Personal information
- Nationality: Filipino
- Born: Rogelio Gorayeb 1959 or 1960 (age 65–66)

Coaching information
- Current team: San Sebastian Lady Stags
Previous teams coached
| Years | Teams |
| 2008–2013 2013 2014 2015 2015–2017 2016–2017 2018 2021 2023 2024–2025 | Ateneo de Manila (women's) Philippines (women's) PLDT (women's) Philippines (women's) National University (women's) BaliPure Purest Water Defenders PayMaya High Flyers PLDT Home Fibr Power Hitters Senate Lady Defenders Capital1 Solar Spikers |

= Roger Gorayeb =

Filipino volleyball coach (born 1960)

Roger Gorayeb is a Filipino volleyball coach and former college player who is the head coach of the San Sebastian Lady Stags of NCAA Philippines and a team consultant for the Capital1 Solar Spikers of the Premier Volleyball League (PVL).

Gorayeb has been the head coach of San Sebastian since the 1980s and has helped lead San Sebastian to numerous volleyball titles.

==Career==
Gorayeb has served as head coach of the San Sebastian College women's volleyball team.
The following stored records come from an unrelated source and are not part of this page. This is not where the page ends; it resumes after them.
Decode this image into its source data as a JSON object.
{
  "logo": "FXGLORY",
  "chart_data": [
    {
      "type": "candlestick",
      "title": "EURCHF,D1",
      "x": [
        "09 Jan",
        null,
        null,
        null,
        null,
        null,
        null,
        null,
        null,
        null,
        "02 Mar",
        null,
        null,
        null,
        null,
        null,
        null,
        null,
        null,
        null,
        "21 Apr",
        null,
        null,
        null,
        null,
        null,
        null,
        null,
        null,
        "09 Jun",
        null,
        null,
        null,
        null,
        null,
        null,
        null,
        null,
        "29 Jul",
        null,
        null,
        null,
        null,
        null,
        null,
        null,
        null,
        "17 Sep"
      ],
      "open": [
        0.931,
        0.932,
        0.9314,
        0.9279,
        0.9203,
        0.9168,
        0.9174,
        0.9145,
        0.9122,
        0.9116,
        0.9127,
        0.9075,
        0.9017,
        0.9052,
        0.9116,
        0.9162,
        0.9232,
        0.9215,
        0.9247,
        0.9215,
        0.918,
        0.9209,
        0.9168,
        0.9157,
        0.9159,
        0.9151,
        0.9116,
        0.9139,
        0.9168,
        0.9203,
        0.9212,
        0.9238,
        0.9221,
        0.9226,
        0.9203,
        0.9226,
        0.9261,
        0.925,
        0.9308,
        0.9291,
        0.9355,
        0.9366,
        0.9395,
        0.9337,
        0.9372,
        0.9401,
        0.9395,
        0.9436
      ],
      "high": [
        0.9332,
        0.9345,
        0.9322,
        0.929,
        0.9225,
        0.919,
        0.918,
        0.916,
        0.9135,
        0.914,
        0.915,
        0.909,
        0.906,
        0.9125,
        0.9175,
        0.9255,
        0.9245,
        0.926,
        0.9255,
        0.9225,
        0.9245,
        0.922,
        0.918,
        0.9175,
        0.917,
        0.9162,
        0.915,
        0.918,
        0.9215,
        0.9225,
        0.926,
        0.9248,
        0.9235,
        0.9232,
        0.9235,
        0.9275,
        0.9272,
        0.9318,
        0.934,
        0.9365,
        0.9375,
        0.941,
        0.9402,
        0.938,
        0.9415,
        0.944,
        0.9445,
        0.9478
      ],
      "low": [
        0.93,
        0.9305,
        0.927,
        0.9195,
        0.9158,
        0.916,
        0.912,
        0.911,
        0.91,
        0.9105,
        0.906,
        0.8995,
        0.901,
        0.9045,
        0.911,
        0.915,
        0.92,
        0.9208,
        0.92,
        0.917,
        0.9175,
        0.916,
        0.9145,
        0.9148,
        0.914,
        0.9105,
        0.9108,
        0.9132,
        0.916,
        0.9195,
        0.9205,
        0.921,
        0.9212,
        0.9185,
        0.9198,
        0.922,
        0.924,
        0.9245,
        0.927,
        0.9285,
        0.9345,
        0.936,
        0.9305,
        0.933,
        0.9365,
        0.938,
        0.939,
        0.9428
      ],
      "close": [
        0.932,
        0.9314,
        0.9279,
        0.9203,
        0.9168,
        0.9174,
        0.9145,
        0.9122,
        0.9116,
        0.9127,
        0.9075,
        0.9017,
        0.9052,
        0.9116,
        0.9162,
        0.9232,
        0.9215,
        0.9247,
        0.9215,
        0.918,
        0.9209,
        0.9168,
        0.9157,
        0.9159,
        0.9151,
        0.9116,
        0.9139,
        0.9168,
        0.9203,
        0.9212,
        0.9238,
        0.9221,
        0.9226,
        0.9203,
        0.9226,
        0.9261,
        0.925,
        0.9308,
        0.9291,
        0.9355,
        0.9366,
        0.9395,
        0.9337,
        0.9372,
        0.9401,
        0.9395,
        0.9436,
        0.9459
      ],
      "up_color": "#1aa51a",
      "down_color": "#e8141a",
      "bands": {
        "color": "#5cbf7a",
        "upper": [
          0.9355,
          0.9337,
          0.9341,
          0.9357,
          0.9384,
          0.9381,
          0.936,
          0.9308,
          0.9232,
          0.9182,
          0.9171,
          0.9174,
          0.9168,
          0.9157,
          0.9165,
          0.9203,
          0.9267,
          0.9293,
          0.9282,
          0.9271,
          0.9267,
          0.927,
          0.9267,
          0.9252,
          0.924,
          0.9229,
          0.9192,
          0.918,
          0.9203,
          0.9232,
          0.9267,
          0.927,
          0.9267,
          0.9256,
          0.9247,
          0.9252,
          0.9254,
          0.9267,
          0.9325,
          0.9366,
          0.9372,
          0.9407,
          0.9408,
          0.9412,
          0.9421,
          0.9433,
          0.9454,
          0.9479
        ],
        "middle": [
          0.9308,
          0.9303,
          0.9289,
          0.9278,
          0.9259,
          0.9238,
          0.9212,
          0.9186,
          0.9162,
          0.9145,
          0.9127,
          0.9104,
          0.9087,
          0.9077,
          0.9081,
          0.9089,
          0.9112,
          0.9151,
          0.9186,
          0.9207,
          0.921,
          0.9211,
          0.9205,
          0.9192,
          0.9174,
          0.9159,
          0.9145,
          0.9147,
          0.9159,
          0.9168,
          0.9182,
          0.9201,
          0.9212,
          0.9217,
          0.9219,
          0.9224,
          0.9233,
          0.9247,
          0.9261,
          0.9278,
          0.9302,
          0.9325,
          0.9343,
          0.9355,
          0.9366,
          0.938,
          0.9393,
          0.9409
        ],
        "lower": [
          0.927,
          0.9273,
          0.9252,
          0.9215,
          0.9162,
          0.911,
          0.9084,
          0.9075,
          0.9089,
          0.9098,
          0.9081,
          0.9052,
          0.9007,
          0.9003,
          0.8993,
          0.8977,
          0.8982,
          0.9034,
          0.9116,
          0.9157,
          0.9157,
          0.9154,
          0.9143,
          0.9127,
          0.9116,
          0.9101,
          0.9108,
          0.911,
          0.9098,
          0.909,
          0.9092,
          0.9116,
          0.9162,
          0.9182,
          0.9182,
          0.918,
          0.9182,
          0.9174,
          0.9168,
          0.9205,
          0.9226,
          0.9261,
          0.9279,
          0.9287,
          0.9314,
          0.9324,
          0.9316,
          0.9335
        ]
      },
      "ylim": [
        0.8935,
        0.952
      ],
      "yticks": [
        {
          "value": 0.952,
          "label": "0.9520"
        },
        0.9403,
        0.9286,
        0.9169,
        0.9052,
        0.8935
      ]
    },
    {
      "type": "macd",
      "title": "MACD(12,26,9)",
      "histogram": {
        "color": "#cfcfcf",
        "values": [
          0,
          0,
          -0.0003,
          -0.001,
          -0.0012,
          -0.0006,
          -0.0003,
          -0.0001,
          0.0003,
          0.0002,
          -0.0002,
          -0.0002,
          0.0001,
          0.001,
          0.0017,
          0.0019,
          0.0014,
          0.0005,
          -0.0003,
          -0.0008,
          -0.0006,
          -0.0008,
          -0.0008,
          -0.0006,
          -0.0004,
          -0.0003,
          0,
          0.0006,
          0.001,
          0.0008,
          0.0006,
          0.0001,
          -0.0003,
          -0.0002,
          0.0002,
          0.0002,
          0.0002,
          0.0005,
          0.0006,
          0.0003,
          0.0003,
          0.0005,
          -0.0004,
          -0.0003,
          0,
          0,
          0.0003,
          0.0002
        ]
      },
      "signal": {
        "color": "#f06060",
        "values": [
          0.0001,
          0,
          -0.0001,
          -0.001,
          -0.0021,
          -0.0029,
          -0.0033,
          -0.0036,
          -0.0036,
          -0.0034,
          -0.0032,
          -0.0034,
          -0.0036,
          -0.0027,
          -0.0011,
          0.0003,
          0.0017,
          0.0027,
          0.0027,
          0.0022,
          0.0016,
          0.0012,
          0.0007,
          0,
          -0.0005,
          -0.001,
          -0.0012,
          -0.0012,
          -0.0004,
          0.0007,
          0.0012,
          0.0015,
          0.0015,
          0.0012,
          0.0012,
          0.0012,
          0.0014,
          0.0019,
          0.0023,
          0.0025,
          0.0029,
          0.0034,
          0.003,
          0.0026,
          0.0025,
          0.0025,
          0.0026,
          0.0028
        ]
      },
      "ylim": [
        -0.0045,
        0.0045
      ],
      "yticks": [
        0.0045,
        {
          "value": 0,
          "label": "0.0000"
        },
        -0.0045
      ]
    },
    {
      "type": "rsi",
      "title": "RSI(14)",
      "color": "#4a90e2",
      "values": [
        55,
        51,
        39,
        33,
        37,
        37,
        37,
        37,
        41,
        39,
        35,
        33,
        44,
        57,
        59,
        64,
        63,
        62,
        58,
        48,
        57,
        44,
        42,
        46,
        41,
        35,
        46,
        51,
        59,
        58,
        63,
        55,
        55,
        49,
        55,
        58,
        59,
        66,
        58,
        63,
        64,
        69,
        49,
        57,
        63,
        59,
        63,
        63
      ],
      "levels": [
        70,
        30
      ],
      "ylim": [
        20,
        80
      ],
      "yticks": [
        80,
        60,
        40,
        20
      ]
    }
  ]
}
Under Gorayeb's watch, San Sebastian grabbed 11 consecutive championships for the women's team from 1986 to 1997, 22 women's volleyball titles, 6 titles in women's beach volleyball and 11 in junior's volleyball. Gorayeb started his coaching career as a player-coach in 1984, when he was tasked to lead San Sebastian's men's team when their Australian coach left the team. He was also involved in a brawl with several players of San Beda Red Lions basketball team and its coach Frankie Lim during a volleyball game in 2011 held at the San Beda Gym.

He was also the head coach of the Ateneo Lady Eagles volleyball team for five years until his resignation in 2013 as head coach to focus on his coaching stint with San Sebastian.

He previously served as head coach of the Philippine women's national team in 2013 for the 2014 FIVB Women's World Championship qualifiers and has also led the women's team of the PLDT Home Telpad Turbo Boosters at the Shakey's V-League in 2014.

From January 2015 to April 2017, he was the head coach of the NU Lady Bulldogs volleyball team.

Gorayeb and volleyball referee Rodrigo Rojas were given a one-game suspension by the NCAA on December 15, 2015, after they involved in a "shouting" and "shoving" incident during the game between the Gorayeb-coached San Sebastian Stags and the defending NCAA women's volleyball champions Arellano Chiefs last December 12.

Gorayeb's left PLDT Home Fibr after his contract expired by the end of 2021. This marks the end of Gorayeb's eight years stint of coaching PLDT-backed teams.

On August to October 2023, Gorayeb became the head coach of the Senate women's volleyball team, as part of the UNTV Volleyball League's inaugural season. Under his guidance, the Lady Defenders ended the elimination round with a 7–3 record, securing second place. In the semifinals, they won in 4 sets against PNP. In the Finals, Gorayeb and Senate bowed down to the undefeated AFP team in two games, both in 3 sets. Nonetheless, his team was able to donate P250,000 to their chosen charity Senate Spouses Foundation, Inc.

Gorayeb returned to the PVL in 2024, joining newly formed team, Capital1 Solar Spikers. On June 2, 2025, he was reassigned as team consultant following the team's hiring of Alas Pilipinas women's coach Jorge de Brito.

==Personal life==
In 2019, Gorayeb was diagnosed with multiple myeloma. By June 2020, he was already cancer-free.